One day at a time – The first thing to do is to take it all one day at a time: As hard as it is not too, there’s no point in worrying about what will happen tomorrow or next week and what that will mean for the future. All of these important questions and concerns are, for the moment, out of our hands. Sitting around worrying yourself will do absolutely nothing in you favor.

Keep working – This is a difficult one and it’s not easy to execute, but try to keep working. There will come a time when the weight of uncertainty and pressure makes it virtually impossible, but until then do as much as you can. When things start to pick up again, or exams go ahead, you don’t want to be in a situation where you aren’t prepared. The natural reaction is more stress and anxiety and the continuation of a vicious mental health cycle.

Talk to someone, anyone – This doesn’t have to be a professional. While voicing your concerns to friends and family can certainly be therapeutic, you should also use these opportunities to talk about other things. It’s easy to let all of the uncertainty consume you, but it’s important not to let other daily responsibilities and activities fall to the way side.

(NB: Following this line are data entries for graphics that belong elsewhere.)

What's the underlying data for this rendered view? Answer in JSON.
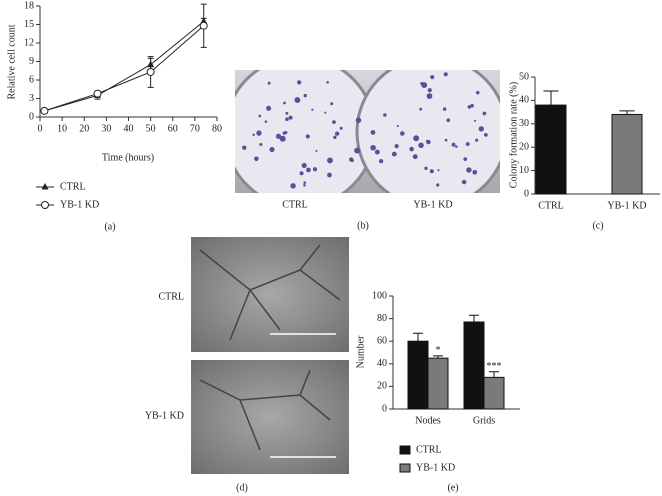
{
  "chart_data": [
    {
      "type": "line",
      "panel": "(a)",
      "x_label": "Time (hours)",
      "y_label": "Relative cell count",
      "x": [
        2,
        26,
        50,
        74
      ],
      "series": [
        {
          "name": "CTRL",
          "color": "#222",
          "marker": "triangle",
          "values": [
            1,
            3.5,
            8.5,
            15.5
          ],
          "errors": [
            0.2,
            0.6,
            1,
            0.5
          ]
        },
        {
          "name": "YB-1 KD",
          "color": "#222",
          "marker": "circle",
          "values": [
            1,
            3.8,
            7.3,
            14.8
          ],
          "errors": [
            0.2,
            0.3,
            2.5,
            3.5
          ]
        }
      ],
      "xlim": [
        0,
        80
      ],
      "xticks": [
        0,
        10,
        20,
        30,
        40,
        50,
        60,
        70,
        80
      ],
      "ylim": [
        0,
        18
      ],
      "yticks": [
        0,
        3,
        6,
        9,
        12,
        15,
        18
      ],
      "grid": false
    },
    {
      "type": "bar",
      "panel": "(c)",
      "y_label": "Colony formation rate (%)",
      "categories": [
        "CTRL",
        "YB-1 KD"
      ],
      "values": [
        38,
        34
      ],
      "errors": [
        6,
        1.5
      ],
      "colors": [
        "#111111",
        "#7a7a7a"
      ],
      "ylim": [
        0,
        50
      ],
      "yticks": [
        0,
        10,
        20,
        30,
        40,
        50
      ],
      "grid": false
    },
    {
      "type": "bar",
      "panel": "(e)",
      "y_label": "Number",
      "categories": [
        "Nodes",
        "Grids"
      ],
      "series": [
        {
          "name": "CTRL",
          "color": "#111111",
          "values": [
            60,
            77
          ],
          "errors": [
            7,
            6
          ]
        },
        {
          "name": "YB-1 KD",
          "color": "#7a7a7a",
          "values": [
            45,
            28
          ],
          "errors": [
            2,
            5
          ],
          "labels": [
            "*",
            "***"
          ]
        }
      ],
      "ylim": [
        0,
        100
      ],
      "yticks": [
        0,
        20,
        40,
        60,
        80,
        100
      ],
      "grid": false
    }
  ],
  "image_panels": [
    {
      "panel": "(b)",
      "captions": [
        "CTRL",
        "YB-1 KD"
      ]
    },
    {
      "panel": "(d)",
      "captions": [
        "CTRL",
        "YB-1 KD"
      ]
    }
  ]
}
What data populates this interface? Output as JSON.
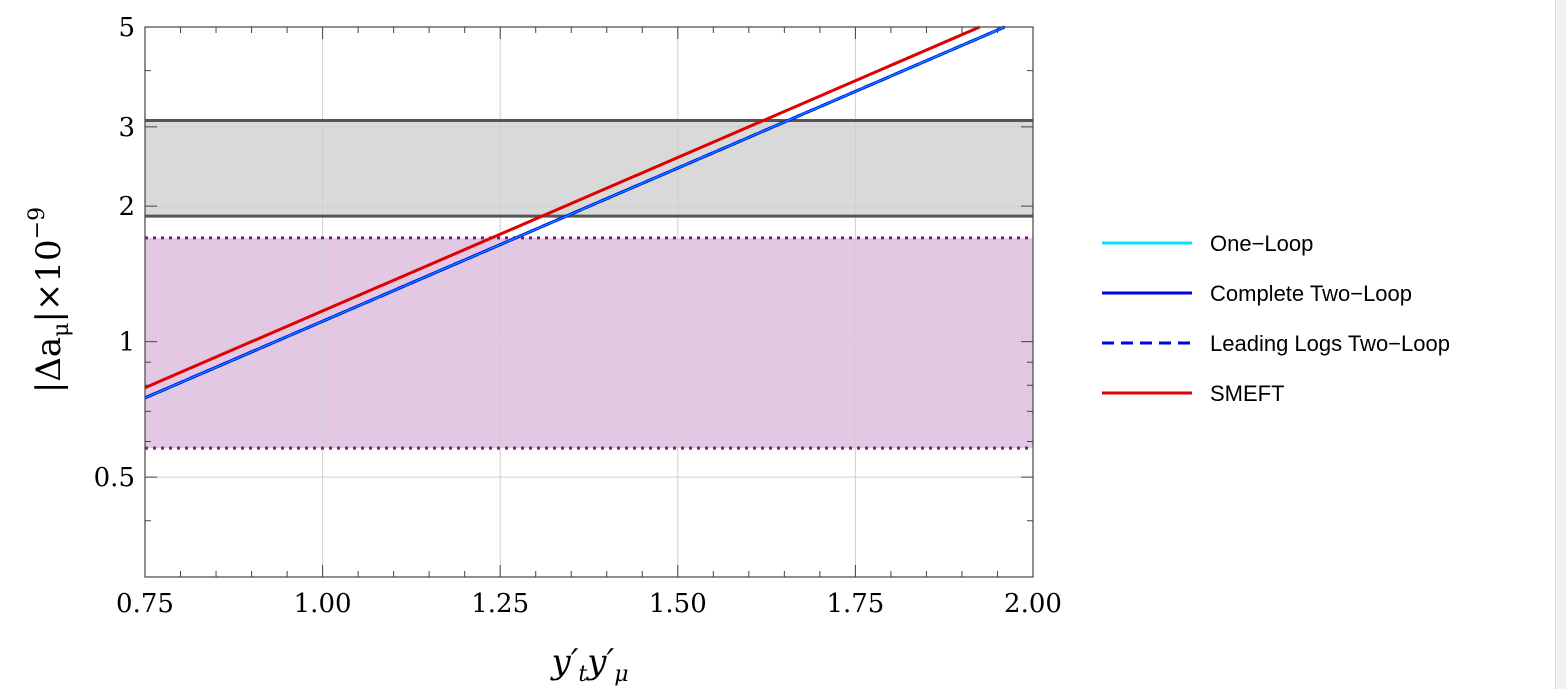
{
  "chart_data": {
    "type": "line",
    "title": "",
    "xlabel": "y′_t y′_μ",
    "ylabel": "|Δa_μ|×10^−9",
    "x_scale": "linear",
    "y_scale": "log",
    "xlim": [
      0.75,
      2.0
    ],
    "ylim": [
      0.3,
      5.0
    ],
    "x_ticks": [
      {
        "value": 0.75,
        "label": "0.75"
      },
      {
        "value": 1.0,
        "label": "1.00"
      },
      {
        "value": 1.25,
        "label": "1.25"
      },
      {
        "value": 1.5,
        "label": "1.50"
      },
      {
        "value": 1.75,
        "label": "1.75"
      },
      {
        "value": 2.0,
        "label": "2.00"
      }
    ],
    "y_ticks": [
      {
        "value": 0.5,
        "label": "0.5"
      },
      {
        "value": 1,
        "label": "1"
      },
      {
        "value": 2,
        "label": "2"
      },
      {
        "value": 3,
        "label": "3"
      },
      {
        "value": 5,
        "label": "5"
      }
    ],
    "grid": true,
    "bands": [
      {
        "name": "gray-band",
        "y_low": 1.9,
        "y_high": 3.1,
        "fill": "#d9d9d9",
        "edge": "#555555",
        "style": "solid"
      },
      {
        "name": "purple-band",
        "y_low": 0.58,
        "y_high": 1.7,
        "fill": "#e2c8e2",
        "edge": "#7b1f7b",
        "style": "dotted"
      }
    ],
    "series": [
      {
        "name": "One−Loop",
        "color": "#00e5ff",
        "style": "solid",
        "x": [
          0.75,
          1.96
        ],
        "y": [
          0.75,
          5.0
        ]
      },
      {
        "name": "Complete Two−Loop",
        "color": "#0000ee",
        "style": "solid",
        "x": [
          0.75,
          1.96
        ],
        "y": [
          0.75,
          5.0
        ]
      },
      {
        "name": "Leading Logs Two−Loop",
        "color": "#0000ee",
        "style": "dashed",
        "x": [
          0.75,
          1.96
        ],
        "y": [
          0.75,
          5.0
        ]
      },
      {
        "name": "SMEFT",
        "color": "#e00000",
        "style": "solid",
        "x": [
          0.75,
          1.925
        ],
        "y": [
          0.79,
          5.0
        ]
      }
    ],
    "legend_position": "right"
  }
}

Limit your social media and news intake – As important as it is to know what’s happening, constantly checking your social media feeds or looking for the most recent update will only make you feel more agitated and anxious. Try to set aside specific times to update yourself rather than sporadically checking in.

And finally, now more than ever, you need to make sure you’re prioritizing self-care. Whatever it is you do when you feel uneasy, be it talking to friends, reading a book, meditating or going for a run, do NOT stop doing it.